When it comes to science fiction, I have always been more drawn to works that have a sense of realism to them. Do not get me wrong, I can appreciate ships that go into warp drive and sabers made of light just as much as the next guy. However, it is the fiction that is the most plausible, or at least seemingly so, that truly makes my mind race. This is one of the reasons why The Omega Man is another of the pleasant discoveries in this ongoing Blind Spot Series.

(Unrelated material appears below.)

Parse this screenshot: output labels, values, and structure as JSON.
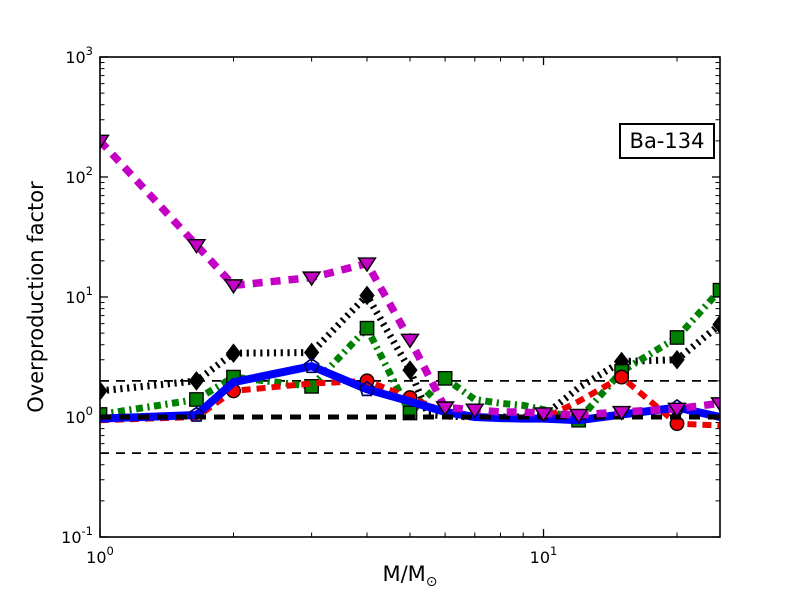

Based on Richard Matheson’s novel I Am Legend (remade again in 2007 starring Will Smith), Boris Sagal’s film is a cautionary tale of the evils that mankind can unleash on each other through our overreliance on science and technology. The film takes place in 1977, two years after the world’s population has been decimated as a result of the biological warfare between the Soviet Union and China. Thanks to an experimental vaccine Col. Robert Neville (Charlton Heston), a military scientist, is the last remaining human on earth…or so he thinks. Neville spends his days roaming the deserted streets of Los Angeles gathering supplies and trying his best to remain sane within the isolation. Although the loneliness plays tricks on his mind, it is far more tolerable then what occurs when the sun goes down.

It is when darkness hits that Neville receives a chilling reminder that he is not alone in this world. At night the streets belong to “The Family”, a group of nocturnal albino-looking mutants who are living examples of the horrors that can come of war. Led by Jonathan Matthias (Anthony Zerbe), a former news anchor who assumes the role of a prophet, The Family believe that God wants them to cleanse the world of all those whose scientific blasphemy destroyed it in the first place. The number one target on their list is Neville, who they have been unsuccessful in capturing during the past two years.

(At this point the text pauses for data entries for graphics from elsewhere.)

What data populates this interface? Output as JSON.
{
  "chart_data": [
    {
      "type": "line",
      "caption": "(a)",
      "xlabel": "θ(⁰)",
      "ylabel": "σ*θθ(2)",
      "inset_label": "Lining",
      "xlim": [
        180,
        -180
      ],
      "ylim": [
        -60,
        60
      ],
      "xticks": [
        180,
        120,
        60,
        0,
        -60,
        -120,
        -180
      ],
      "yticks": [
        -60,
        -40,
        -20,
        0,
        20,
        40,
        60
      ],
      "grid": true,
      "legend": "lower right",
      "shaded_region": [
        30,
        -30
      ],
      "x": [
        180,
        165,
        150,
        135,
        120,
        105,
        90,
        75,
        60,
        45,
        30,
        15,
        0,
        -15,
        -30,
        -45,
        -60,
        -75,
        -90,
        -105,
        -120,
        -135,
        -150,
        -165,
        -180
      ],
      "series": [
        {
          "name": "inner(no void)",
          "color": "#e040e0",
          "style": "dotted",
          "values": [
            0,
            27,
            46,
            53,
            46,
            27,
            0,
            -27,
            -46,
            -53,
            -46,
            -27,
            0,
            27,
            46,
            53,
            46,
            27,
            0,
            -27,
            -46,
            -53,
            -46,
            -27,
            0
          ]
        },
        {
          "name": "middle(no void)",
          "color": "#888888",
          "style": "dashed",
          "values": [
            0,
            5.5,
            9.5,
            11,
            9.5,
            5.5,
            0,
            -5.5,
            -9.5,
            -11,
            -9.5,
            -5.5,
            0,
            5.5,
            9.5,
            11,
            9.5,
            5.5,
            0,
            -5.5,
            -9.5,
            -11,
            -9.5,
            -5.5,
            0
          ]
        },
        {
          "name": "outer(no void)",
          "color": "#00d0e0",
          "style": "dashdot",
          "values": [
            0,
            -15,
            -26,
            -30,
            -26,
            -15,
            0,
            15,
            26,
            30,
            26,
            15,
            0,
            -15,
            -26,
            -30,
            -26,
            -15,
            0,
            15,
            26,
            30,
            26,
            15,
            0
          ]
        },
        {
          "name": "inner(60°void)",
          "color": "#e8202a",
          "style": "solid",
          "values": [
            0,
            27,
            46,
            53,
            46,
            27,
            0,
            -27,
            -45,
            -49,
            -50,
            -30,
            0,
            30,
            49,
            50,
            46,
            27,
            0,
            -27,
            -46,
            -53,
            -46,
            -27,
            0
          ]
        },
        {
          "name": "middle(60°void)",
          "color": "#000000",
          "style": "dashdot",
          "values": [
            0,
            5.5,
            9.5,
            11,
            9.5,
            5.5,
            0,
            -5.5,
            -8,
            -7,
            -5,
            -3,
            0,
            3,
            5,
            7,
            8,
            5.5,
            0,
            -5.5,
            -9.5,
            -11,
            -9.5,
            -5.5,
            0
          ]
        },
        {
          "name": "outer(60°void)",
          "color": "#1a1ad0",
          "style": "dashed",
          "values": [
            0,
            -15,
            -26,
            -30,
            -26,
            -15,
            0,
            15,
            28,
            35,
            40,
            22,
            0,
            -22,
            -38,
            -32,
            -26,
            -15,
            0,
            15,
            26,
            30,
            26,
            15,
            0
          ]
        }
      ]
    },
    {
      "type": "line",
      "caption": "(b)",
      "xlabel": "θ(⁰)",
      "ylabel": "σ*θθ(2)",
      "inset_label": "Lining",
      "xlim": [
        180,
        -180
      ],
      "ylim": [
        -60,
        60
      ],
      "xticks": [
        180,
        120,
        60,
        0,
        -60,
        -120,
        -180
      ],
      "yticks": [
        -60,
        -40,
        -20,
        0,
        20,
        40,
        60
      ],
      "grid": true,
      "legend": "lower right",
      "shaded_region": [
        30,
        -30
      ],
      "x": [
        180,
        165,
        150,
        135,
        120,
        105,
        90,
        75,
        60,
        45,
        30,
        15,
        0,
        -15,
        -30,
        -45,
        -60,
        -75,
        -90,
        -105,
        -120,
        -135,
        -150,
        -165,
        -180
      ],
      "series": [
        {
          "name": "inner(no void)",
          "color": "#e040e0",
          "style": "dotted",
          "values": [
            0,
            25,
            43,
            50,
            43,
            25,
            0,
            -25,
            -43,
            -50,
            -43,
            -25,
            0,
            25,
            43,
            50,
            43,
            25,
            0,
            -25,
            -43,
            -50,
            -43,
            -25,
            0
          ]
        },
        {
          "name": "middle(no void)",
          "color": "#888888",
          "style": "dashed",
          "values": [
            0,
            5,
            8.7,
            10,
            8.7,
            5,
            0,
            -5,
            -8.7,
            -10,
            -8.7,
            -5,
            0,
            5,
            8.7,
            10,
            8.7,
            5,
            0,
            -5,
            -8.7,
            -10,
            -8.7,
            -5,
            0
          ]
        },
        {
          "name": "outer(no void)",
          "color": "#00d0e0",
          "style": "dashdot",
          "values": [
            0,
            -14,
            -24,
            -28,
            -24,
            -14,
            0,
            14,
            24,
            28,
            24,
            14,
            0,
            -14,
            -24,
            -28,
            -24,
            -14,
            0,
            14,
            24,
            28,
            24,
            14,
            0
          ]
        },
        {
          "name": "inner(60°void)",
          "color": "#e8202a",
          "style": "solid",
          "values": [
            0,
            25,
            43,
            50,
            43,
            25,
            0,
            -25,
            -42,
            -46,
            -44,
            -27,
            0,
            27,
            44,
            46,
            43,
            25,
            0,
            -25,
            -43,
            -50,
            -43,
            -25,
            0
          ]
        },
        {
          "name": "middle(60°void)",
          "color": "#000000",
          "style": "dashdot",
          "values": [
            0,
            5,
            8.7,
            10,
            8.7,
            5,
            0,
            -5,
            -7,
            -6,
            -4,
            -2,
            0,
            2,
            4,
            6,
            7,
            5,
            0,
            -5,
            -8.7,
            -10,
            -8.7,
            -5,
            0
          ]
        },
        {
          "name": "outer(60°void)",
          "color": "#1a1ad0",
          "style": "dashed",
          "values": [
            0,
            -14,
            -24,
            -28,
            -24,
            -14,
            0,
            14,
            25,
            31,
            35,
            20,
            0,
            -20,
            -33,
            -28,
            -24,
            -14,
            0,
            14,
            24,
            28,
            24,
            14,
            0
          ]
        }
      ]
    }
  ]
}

What makes The Omega Man such a chilling tale is not the pale creatures that lurk in the night, but what they represent. The notion of a biological warfare between nations is a fear that still feels very relevant today. The film’s scathing commentary on science and technology offers much for us to think about.

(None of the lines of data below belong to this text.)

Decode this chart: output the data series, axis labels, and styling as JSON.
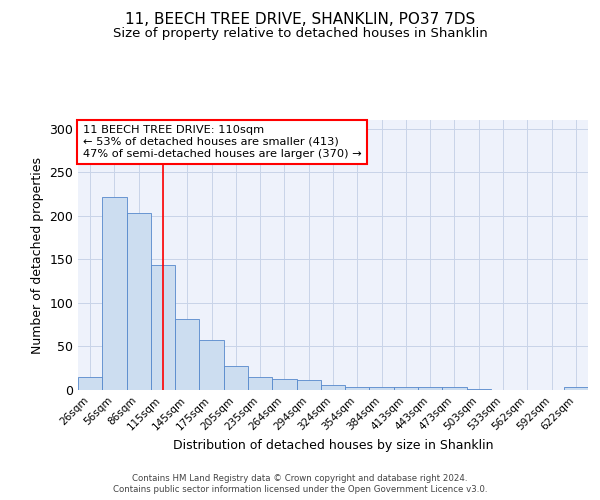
{
  "title1": "11, BEECH TREE DRIVE, SHANKLIN, PO37 7DS",
  "title2": "Size of property relative to detached houses in Shanklin",
  "xlabel": "Distribution of detached houses by size in Shanklin",
  "ylabel": "Number of detached properties",
  "bar_labels": [
    "26sqm",
    "56sqm",
    "86sqm",
    "115sqm",
    "145sqm",
    "175sqm",
    "205sqm",
    "235sqm",
    "264sqm",
    "294sqm",
    "324sqm",
    "354sqm",
    "384sqm",
    "413sqm",
    "443sqm",
    "473sqm",
    "503sqm",
    "533sqm",
    "562sqm",
    "592sqm",
    "622sqm"
  ],
  "bar_values": [
    15,
    222,
    203,
    144,
    81,
    57,
    28,
    15,
    13,
    11,
    6,
    4,
    4,
    4,
    4,
    3,
    1,
    0,
    0,
    0,
    3
  ],
  "bar_color": "#ccddf0",
  "bar_edge_color": "#5588cc",
  "grid_color": "#c8d4e8",
  "background_color": "#eef2fb",
  "annotation_box_text": "11 BEECH TREE DRIVE: 110sqm\n← 53% of detached houses are smaller (413)\n47% of semi-detached houses are larger (370) →",
  "annotation_box_color": "white",
  "annotation_box_edge_color": "red",
  "vline_x_index": 3.0,
  "vline_color": "red",
  "footer_text": "Contains HM Land Registry data © Crown copyright and database right 2024.\nContains public sector information licensed under the Open Government Licence v3.0.",
  "ylim": [
    0,
    310
  ],
  "yticks": [
    0,
    50,
    100,
    150,
    200,
    250,
    300
  ],
  "title1_fontsize": 11,
  "title2_fontsize": 9.5,
  "ylabel_fontsize": 9,
  "xlabel_fontsize": 9
}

Another interesting element to the film is the way it looks at the divide between science and religion. Matthias sees himself, and The Family, as instruments of God. They renounce science and those who administer it. This is a stark contrast to Neville who represents the cold and unrelenting drive that comes with being a scientist. Though both men are vastly different in their beliefs, it is actually Neville who comes off as more Christ-like in the film. Matthias is content with keeping his people in their current mutated state, believing that it is the Lord’s will; Neville, on the other hand, is willing to sacrifice everything in hopes of saving both his new love Lisa (Rosalind Cash) and the world at large.

Though the commentary is still timely, there are aspects of The Omega Man that feel rather dated. This is most noticeable when observing the costume design of The Family. Showing mutations by having actors covered in white makeup, with a few facial scrapes, and wearing black robes seems a little silly by today’s standards. Also, Lisa’s black power stance, or at least the limited amount she displays before falling for Heston’s irresistible manliness, feels like an afterthought. Speaking of the relationship between Neville and Lisa, it is never clear what it is about Neville that Lisa finds so appealing. She starts off as a militant female but quickly becomes nothing more than arm candy when around Neville. Aspects like these give the film an unintentionally campy feel at times. Despite these moments, there is still plenty to enjoy in The Omega Man. It is a film that both entertains and provides a little food for thought too.